|Not this year.|
When my wife told me we would not be hosting Passover this year, my immediate reaction was a pout almost presidential in its historical inaccuracy.
“But they had Passover in Auschwitz!” I complained.
Meaning that holding the Seder in tough times is what Jews do. Jews don’t cave. We don’t throw tradition to the wind just because there are Crusaders or Cossacks or coronavirus or whatever prowling around outside. Because there’s always something trying to get us. We persevere. We must do Passover, which begins Wednesday evening, or else COVID-19 wins.
In my defense, this was a historical age ago — so very mid-March 2020 — before almost everybody wrapped their heads around the enormity of this crisis. Before my wife said, in essence: We are not killing our aged relatives for a festive meal. Before I checked history and found that while a few mumbled prayers might have been said in a few camps, it wasn’t like they were ladling out the chopped liver in the Nazis’ main death factory. A nice story, but, like the Exodus itself, only a story.

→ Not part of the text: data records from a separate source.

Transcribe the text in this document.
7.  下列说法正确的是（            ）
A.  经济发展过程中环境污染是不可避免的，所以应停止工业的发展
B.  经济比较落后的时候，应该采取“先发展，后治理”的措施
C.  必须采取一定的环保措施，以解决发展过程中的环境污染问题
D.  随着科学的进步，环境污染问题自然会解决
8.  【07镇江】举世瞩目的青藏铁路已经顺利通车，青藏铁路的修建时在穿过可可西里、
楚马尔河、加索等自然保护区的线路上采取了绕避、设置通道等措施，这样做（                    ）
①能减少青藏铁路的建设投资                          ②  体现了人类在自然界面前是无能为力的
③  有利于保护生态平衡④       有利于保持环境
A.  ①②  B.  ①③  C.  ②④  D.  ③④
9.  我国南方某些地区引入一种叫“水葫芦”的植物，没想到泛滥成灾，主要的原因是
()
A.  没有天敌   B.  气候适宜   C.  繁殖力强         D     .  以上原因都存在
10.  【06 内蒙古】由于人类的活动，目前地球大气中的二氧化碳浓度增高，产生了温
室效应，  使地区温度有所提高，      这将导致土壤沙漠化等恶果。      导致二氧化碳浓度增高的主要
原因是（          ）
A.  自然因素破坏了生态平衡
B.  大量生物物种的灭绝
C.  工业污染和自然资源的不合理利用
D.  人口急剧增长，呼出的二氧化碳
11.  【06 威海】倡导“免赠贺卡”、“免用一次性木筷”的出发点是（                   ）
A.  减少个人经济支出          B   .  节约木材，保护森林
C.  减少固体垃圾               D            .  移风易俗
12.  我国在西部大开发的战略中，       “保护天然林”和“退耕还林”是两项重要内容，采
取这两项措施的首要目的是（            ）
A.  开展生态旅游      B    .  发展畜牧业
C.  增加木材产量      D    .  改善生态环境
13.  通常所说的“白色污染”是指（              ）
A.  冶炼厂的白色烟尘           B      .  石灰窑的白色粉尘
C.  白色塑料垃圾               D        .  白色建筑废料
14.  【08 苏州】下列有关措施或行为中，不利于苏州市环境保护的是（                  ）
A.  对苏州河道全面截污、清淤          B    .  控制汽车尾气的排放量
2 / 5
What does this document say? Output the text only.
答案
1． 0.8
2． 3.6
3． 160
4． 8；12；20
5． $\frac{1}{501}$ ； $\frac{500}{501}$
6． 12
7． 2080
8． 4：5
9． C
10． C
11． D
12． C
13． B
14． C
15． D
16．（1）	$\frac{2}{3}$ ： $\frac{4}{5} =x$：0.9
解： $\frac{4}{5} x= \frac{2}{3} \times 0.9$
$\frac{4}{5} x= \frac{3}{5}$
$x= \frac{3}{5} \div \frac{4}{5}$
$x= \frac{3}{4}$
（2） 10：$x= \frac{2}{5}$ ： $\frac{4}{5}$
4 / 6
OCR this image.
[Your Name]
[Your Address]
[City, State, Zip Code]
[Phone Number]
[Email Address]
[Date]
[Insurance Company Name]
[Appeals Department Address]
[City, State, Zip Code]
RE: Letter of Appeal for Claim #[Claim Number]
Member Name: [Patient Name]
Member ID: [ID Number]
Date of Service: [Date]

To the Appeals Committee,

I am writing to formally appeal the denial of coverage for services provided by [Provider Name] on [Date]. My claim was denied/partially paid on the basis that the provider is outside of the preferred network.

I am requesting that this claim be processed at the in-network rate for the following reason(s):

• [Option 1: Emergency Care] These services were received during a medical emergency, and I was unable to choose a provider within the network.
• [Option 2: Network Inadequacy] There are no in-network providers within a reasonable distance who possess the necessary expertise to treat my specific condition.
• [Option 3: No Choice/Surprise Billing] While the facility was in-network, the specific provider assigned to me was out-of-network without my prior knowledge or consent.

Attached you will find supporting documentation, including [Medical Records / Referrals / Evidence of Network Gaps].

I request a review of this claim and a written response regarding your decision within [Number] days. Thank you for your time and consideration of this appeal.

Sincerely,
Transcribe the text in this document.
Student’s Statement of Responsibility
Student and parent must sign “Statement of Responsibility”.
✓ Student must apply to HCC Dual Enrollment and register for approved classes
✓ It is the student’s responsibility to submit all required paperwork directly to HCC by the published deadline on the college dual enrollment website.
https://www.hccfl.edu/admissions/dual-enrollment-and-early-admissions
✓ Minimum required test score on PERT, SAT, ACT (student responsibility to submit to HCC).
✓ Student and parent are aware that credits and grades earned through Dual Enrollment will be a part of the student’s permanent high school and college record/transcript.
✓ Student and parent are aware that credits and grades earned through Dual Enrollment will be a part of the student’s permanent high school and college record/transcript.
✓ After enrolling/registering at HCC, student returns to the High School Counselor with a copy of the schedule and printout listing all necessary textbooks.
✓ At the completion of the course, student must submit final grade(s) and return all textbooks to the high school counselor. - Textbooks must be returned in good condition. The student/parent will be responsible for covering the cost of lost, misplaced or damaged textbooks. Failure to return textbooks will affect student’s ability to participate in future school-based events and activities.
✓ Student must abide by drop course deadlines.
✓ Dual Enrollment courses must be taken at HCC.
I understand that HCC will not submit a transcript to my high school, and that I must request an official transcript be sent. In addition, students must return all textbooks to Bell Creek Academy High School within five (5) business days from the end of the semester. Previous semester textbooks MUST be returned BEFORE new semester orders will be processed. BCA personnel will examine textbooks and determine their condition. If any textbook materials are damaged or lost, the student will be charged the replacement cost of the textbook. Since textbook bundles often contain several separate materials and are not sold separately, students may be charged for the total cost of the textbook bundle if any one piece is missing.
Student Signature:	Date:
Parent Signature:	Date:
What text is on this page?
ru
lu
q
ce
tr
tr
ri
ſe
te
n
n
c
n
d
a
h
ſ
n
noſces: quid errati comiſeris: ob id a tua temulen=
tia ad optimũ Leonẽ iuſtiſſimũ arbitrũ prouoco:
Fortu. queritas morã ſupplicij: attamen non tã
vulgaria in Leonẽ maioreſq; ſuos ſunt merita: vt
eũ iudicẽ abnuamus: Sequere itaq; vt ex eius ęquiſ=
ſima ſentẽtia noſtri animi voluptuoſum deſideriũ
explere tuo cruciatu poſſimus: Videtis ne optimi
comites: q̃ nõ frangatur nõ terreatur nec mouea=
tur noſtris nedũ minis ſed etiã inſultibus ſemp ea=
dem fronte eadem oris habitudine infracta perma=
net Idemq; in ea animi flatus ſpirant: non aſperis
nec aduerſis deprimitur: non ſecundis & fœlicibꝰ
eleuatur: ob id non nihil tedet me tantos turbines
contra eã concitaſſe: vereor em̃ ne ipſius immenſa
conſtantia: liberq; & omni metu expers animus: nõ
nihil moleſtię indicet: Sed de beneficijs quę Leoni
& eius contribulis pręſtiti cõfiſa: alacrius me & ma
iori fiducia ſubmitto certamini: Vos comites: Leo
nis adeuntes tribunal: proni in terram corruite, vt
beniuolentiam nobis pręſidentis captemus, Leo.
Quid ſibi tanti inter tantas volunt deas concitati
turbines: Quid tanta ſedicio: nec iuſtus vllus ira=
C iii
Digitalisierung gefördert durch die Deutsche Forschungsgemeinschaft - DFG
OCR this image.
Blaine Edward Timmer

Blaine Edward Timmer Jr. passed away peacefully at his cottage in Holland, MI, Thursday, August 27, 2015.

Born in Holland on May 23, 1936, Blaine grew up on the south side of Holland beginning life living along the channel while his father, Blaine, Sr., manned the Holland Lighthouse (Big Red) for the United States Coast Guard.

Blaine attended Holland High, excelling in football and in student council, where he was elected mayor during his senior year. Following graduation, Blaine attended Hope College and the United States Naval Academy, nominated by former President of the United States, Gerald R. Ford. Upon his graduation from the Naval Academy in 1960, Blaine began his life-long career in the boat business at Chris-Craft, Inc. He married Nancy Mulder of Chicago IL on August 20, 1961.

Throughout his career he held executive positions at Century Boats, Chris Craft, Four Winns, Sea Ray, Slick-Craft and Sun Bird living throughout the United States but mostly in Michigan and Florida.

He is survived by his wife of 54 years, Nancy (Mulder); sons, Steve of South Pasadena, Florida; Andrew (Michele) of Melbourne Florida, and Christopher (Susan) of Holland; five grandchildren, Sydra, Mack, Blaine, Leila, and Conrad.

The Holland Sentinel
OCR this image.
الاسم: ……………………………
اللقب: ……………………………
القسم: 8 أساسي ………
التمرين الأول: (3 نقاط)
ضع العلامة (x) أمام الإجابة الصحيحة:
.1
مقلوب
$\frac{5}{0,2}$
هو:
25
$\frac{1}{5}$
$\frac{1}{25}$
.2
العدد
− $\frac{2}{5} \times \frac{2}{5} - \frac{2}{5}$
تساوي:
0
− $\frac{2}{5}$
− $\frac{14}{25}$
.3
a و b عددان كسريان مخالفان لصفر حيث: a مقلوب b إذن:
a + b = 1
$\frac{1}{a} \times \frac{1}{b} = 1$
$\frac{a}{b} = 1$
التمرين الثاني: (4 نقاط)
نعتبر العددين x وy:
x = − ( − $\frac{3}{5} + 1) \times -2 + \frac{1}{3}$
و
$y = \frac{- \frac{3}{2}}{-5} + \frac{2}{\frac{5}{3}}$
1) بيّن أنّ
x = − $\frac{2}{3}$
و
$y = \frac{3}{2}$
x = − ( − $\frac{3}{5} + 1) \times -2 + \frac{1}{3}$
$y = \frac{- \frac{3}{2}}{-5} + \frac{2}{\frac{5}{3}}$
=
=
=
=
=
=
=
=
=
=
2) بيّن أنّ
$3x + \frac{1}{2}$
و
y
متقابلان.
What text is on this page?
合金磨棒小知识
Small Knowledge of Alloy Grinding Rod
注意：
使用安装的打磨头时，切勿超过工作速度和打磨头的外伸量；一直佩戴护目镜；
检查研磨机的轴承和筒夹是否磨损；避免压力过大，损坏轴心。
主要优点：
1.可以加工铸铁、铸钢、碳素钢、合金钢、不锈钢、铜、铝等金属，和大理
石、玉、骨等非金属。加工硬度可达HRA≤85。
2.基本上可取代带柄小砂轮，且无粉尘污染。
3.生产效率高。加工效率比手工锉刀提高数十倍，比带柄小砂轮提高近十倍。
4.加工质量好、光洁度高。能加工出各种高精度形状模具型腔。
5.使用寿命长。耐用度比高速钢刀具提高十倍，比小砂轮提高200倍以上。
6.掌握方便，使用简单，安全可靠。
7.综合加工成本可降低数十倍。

Besides, we are having a Seder. We just aren’t inviting anybody, no relatives hullooing into the house hauling trays covered in foil. No Bob handing me cigars. No Alan leafing extra prayers and readings into the Haggadah.
No crowd in the foyer, no logjam in the kitchen. No clatter, no crash, no strangers invited by a cousin. No babies to coo over nor any kindergartner to emerge beaming from beneath the dining room table, like a mermaid up from the depths, face aglow at her own naughtiness.